Written out in component form, the postulates read

• $\mu_X\circ T(\mu_X)=\mu_X\circ\mu_{TX}$
• $\mu_X\circ T(\eta_X)=\mu_X\circ\eta_{TX}=1_{TX}$.

Picture the following chain of objects and notice that the axioms merely say the following: All ways ending up at $TX$ must be the same.
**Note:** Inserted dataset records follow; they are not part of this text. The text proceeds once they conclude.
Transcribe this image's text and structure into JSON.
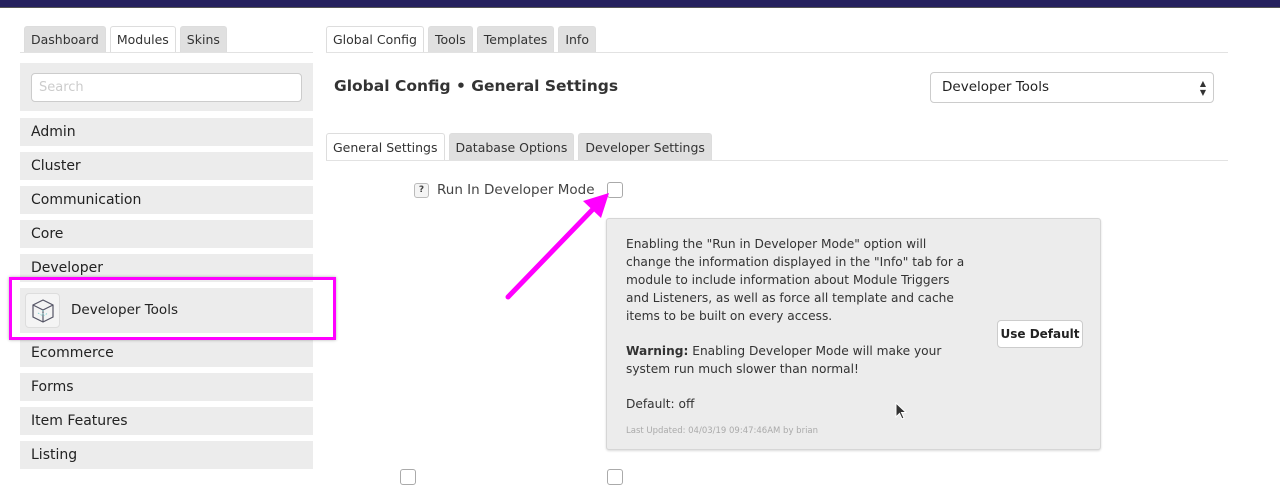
{
  "left_tabs": [
    "Dashboard",
    "Modules",
    "Skins"
  ],
  "left_active_tab": "Modules",
  "search": {
    "placeholder": "Search"
  },
  "sidebar": {
    "items_before": [
      "Admin",
      "Cluster",
      "Communication",
      "Core",
      "Developer"
    ],
    "selected": "Developer Tools",
    "items_after": [
      "Ecommerce",
      "Forms",
      "Item Features",
      "Listing"
    ]
  },
  "main_tabs": [
    "Global Config",
    "Tools",
    "Templates",
    "Info"
  ],
  "page_title": "Global Config • General Settings",
  "module_select": {
    "value": "Developer Tools"
  },
  "sub_tabs": [
    "General Settings",
    "Database Options",
    "Developer Settings"
  ],
  "setting": {
    "help_icon": "?",
    "label": "Run In Developer Mode",
    "checked": false
  },
  "help": {
    "description": "Enabling the \"Run in Developer Mode\" option will change the information displayed in the \"Info\" tab for a module to include information about Module Triggers and Listeners, as well as force all template and cache items to be built on every access.",
    "warning_label": "Warning:",
    "warning_text": " Enabling Developer Mode will make your system run much slower than normal!",
    "default": "Default: off",
    "last_updated": "Last Updated: 04/03/19 09:47:46AM by brian",
    "use_default": "Use Default"
  },
  "colors": {
    "topbar": "#25215e",
    "highlight": "#ff00ff"
  }
}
$X \overset{\eta_X}{\rightarrow} TX \overset{T(\eta_{TX})\ \text{or}\ \eta_{TX}}{\rightarrow}\ \ \overset{\mu_X}{\leftarrow} TTX \overset{T(\mu_X)\ \text{or}\ \mu_{TX}}{\leftarrow} TTTX$

Alternative definition

All monads arise by transferring some co-unit into the other category: Set $T:=GF$ and $\mu_Y:=G(\varepsilon_{FY})$ and you got yourself a monad $\langle T,\eta,\mu\rangle$.

Terminology/Notation

The forward arrows $\eta_X$ are called „unit“ or, in programmer circles, „return“. The backwards arrows $\mu_X$ are called „join“ and from the counit-unit adjunction perspective, they are the arrow images of the functor applied to the „co-unit“ components.

Algebraic characterization

Recall that $\bf{Set}$ can be equipped with a monoidal structure where units are singletons (= final objects in $\bf{Set}$, e.g. $1:=\{0\}$) and the product $\otimes$ can be taken to be the Cartesian product $M\otimes N:=M\times N$ (= categorical product for $\bf{Set}$). Here, a monoid object is a triple given by

$M$,

$e:1\to M$,

$*:M\times M\to M$.

Now a monad is given by

$T$,

$\eta:1_{\bf C}\xrightarrow{\bullet}T$,

$\mu:TT\xrightarrow{\bullet}T$

and is also a monoid object, namely in the category of endofunctors ${\bf C}^{\bf C}$, with the monoidal product $\otimes$ (not the categorical product) given by concatenation of functors $S\otimes T:= ST$.